Every player in an NFL training camp has his own storyline.
There are the superstars getting back in shape at an elite level, veterans trying to hang on for one more season, draft picks trying to verify the team’s faith in them and undrafted free agents trying to do anything to catch a coach’s eye.
The Rams don’t have a quarterback controversy (for sure) entering training camp July 23. They are defending Super Bowl champs. The biggest goal of training camp for them is staying healthy. Superstars Matthew Stafford, Aaron Donald and Cooper Kupp probably won’t play a snap in pre-season.
But they do have some players with intriguing storylines entering camp. These are the best.
Allen Robinson II
Blake Bortles, Chad Henne, Mitch Trubisky, Nick Foles, Justin Fields and Andy Dalton.
Those have been the six quarterbacks who have thrown passes to Robinson II in his eight-year career split with Jacksonville and Chicago.
Robinson has pieced together three 1,000 yard-seasons, but last year a hamstring injury messed him up and he caught a career-low 38 passes for 410 yards with the Bears.
The Rams need a second or third wide receiver (depending on where you put Van Jefferson). Did they find gold with Robinson II here, or has his NFL timing forever been ruined by bad quarterback play?
A punter controversy? Maybe. Special teams can’t outright win you games in the NFL, but you sure can lose a game because of them.
Dixon was a curious signing from the start. The Rams moved on from Johnny Hekker after 10 years, which is a long time for a punter. He was coming off a year where he averaged 44.2 yards a kick.
Dixon was in Kicker Heaven in Denver (thin air) for a few years, then went to the Giants. His average has declined the last two years and in his six-year career, he’s had five kicks blocked (red flag).
Hekker only had three in his years with the Rams. Is this a spot where the Rams went cheap and will eventually pay the price? Or will rookie Cameron Dicker beat out Dixon for the job?
Darrell Henderson Jr.
You look at the Rams depth chart at running back and it’s like, someone is going to be the odd man out. Henderson Jr. ran for 688 yards last year and caught a career-high 29 passes, but he’s been injured at the end of all three seasons.
The Rams should have a fully-healthy Cam Akers and drafted Kyren Williams out of Notre Dame. Henderson Jr. is in the last year of his four-year contract. He needs a good camp. The numbers are against him.
Free agency works differently in the NFL than it does in Major League Baseball because in baseball, you can plug in an outfielder and his job stays basically the same: get hits, throw the ball to cut-off man, give media clichés in post-game press conference.
Football doesn’t work that way. Players who are stars on one team sign somewhere else, but the scheme and philosophy don’t sync up with what the player does well.
Wagner just turned 32 and is coming off a career season with 170 tackles. He’s a six-time All-Pro selection with Seattle. He’ll probably fit in like a dream with the Rams, but I expect some growing pains as he adjusts to what the Rams want.

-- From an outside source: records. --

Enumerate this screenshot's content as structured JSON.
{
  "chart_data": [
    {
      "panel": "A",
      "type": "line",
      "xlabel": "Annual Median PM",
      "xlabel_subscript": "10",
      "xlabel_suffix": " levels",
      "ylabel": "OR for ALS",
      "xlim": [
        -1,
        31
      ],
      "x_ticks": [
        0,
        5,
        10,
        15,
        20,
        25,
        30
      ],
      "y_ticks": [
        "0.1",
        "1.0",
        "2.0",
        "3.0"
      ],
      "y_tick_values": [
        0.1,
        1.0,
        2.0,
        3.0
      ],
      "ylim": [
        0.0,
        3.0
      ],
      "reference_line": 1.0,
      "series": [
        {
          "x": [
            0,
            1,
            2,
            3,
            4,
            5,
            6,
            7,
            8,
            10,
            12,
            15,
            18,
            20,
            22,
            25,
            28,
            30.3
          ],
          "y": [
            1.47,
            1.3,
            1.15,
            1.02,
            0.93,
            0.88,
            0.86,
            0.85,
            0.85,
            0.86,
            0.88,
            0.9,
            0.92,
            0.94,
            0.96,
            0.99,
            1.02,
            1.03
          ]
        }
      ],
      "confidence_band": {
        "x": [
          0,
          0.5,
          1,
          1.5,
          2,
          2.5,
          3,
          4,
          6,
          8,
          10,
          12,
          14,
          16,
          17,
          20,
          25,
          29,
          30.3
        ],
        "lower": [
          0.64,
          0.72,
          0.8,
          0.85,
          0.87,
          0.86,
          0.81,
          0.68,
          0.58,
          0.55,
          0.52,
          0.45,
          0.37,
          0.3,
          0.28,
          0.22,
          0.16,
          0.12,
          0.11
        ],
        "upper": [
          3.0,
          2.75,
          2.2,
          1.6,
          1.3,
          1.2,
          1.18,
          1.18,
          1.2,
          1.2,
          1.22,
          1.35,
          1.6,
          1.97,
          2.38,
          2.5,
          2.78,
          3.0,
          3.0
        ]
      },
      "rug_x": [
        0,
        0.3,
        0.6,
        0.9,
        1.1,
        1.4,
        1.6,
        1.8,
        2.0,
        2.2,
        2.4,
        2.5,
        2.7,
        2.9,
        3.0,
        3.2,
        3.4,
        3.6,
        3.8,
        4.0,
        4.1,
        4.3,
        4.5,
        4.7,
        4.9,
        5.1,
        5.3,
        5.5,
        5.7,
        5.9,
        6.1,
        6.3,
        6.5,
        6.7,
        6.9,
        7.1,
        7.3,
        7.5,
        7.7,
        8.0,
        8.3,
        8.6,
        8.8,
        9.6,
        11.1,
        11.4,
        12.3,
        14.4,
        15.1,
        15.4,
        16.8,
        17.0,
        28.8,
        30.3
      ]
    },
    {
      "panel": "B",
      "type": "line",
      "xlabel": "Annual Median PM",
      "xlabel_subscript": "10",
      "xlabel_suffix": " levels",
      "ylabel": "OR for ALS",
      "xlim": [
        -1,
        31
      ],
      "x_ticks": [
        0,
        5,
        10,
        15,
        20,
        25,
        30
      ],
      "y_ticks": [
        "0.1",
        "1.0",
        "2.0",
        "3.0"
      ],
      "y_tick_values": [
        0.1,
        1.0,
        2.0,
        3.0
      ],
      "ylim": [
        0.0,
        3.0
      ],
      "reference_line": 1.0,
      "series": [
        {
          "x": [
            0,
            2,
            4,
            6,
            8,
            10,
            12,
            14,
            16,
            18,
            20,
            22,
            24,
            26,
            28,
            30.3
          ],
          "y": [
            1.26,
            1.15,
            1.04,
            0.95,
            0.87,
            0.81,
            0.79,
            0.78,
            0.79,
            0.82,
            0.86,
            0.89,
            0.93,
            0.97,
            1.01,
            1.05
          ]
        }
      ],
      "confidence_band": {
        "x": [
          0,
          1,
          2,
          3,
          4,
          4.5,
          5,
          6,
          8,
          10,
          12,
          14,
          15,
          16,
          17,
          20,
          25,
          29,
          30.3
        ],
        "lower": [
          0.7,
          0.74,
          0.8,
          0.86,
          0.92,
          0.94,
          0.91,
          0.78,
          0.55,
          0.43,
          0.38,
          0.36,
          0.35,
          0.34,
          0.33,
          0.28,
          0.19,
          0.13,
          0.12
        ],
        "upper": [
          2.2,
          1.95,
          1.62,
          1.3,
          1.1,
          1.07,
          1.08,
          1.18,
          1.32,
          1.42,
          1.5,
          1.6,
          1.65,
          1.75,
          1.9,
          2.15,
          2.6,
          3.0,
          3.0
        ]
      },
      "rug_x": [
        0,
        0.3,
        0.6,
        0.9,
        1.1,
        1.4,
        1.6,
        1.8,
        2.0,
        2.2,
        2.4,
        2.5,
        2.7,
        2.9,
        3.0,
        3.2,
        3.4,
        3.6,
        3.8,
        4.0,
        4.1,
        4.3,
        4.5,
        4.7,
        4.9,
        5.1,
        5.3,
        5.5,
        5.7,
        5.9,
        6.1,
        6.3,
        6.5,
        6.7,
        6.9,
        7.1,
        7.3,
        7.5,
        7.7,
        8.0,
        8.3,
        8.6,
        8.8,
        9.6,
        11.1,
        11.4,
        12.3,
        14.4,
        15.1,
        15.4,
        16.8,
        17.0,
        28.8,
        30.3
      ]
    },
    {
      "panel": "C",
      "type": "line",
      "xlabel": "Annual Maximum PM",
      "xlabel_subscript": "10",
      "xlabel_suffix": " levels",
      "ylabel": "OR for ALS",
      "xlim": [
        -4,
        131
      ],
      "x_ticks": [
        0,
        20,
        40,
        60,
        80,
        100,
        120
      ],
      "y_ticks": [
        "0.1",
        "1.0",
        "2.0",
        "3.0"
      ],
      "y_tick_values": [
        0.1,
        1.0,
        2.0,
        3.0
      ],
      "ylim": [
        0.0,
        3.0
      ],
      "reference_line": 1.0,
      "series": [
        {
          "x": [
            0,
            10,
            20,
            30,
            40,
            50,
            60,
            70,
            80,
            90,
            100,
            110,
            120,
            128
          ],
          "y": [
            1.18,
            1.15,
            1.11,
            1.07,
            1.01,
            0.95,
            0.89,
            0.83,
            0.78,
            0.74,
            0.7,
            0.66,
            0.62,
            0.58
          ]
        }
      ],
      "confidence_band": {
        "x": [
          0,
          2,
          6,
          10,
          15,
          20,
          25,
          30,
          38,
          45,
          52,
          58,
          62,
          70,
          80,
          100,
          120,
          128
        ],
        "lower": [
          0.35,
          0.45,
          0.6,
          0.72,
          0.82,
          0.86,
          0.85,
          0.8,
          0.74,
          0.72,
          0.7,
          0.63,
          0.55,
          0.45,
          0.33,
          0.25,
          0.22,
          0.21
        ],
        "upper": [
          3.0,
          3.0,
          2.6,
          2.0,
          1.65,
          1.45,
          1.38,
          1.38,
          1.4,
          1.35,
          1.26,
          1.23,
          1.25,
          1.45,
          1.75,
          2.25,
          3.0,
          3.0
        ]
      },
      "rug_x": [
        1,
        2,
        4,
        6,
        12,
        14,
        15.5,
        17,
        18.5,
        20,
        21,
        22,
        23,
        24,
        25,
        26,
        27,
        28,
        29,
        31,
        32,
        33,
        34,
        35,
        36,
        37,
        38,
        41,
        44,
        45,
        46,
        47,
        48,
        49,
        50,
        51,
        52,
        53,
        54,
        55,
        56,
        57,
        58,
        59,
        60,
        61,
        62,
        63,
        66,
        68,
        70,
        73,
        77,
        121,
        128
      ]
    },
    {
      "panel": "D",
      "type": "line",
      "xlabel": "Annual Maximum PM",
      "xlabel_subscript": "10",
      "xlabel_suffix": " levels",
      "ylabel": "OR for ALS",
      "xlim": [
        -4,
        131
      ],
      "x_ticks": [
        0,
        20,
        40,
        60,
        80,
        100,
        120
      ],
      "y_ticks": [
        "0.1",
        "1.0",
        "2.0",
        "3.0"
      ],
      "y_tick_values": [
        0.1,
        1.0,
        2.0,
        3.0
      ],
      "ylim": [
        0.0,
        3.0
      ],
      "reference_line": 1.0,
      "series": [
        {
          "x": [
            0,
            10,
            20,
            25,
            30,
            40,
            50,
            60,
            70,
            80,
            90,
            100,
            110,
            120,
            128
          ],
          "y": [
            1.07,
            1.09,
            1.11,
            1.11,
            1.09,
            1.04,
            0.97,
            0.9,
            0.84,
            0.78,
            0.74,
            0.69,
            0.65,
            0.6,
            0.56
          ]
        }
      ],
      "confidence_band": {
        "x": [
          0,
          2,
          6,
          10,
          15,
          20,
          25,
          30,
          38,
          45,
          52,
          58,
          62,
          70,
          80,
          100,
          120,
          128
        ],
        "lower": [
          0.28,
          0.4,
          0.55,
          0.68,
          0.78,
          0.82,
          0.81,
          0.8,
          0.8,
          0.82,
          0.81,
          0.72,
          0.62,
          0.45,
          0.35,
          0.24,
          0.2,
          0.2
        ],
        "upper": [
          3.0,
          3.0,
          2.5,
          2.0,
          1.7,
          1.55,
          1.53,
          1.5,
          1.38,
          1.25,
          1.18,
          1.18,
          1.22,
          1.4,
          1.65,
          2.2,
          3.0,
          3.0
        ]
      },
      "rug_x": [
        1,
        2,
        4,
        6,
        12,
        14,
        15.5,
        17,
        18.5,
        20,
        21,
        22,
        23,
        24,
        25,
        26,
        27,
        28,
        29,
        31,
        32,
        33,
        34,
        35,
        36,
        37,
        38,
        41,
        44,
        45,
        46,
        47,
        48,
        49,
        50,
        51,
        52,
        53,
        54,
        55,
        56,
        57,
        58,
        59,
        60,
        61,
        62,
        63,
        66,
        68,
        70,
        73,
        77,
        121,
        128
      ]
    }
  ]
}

The Rams showed their faith in Noteboom signing him to a three-year $40 million deal. He’s played all over the offensive line in his three years. Versatility is a good thing for an offensive lineman. But he’s only made 17 career starts and now may be taking over at left tackle for Andrew Whitworth, you know, protecting Stafford’s blindside.
Does he have the goods to do this? It’s a big jump from being a versatile offensive lineman to protecting the franchise.
The Rams second round pick in 2021 ran back a few kicks last season but other than that was nowhere to be seen in the offense.
There’s a spot here for him as the Rams fourth or fifth wide receiver. He showed good speed and hands in a record-setting career at Louisville but was a disappointment. Was last year an NFL redshirt year for him, or have the Rams seen what he can do in practice and think he’s just not an NFL wide receiver.
Players like this flame out in the NFL all the time and it’s never made public why.
Some guys like the happy smoke too much, some guys get fat, some just aren’t smart enough to handle an NFL playbook. It’s only year two, but this is Atwell’s make-or-break shot.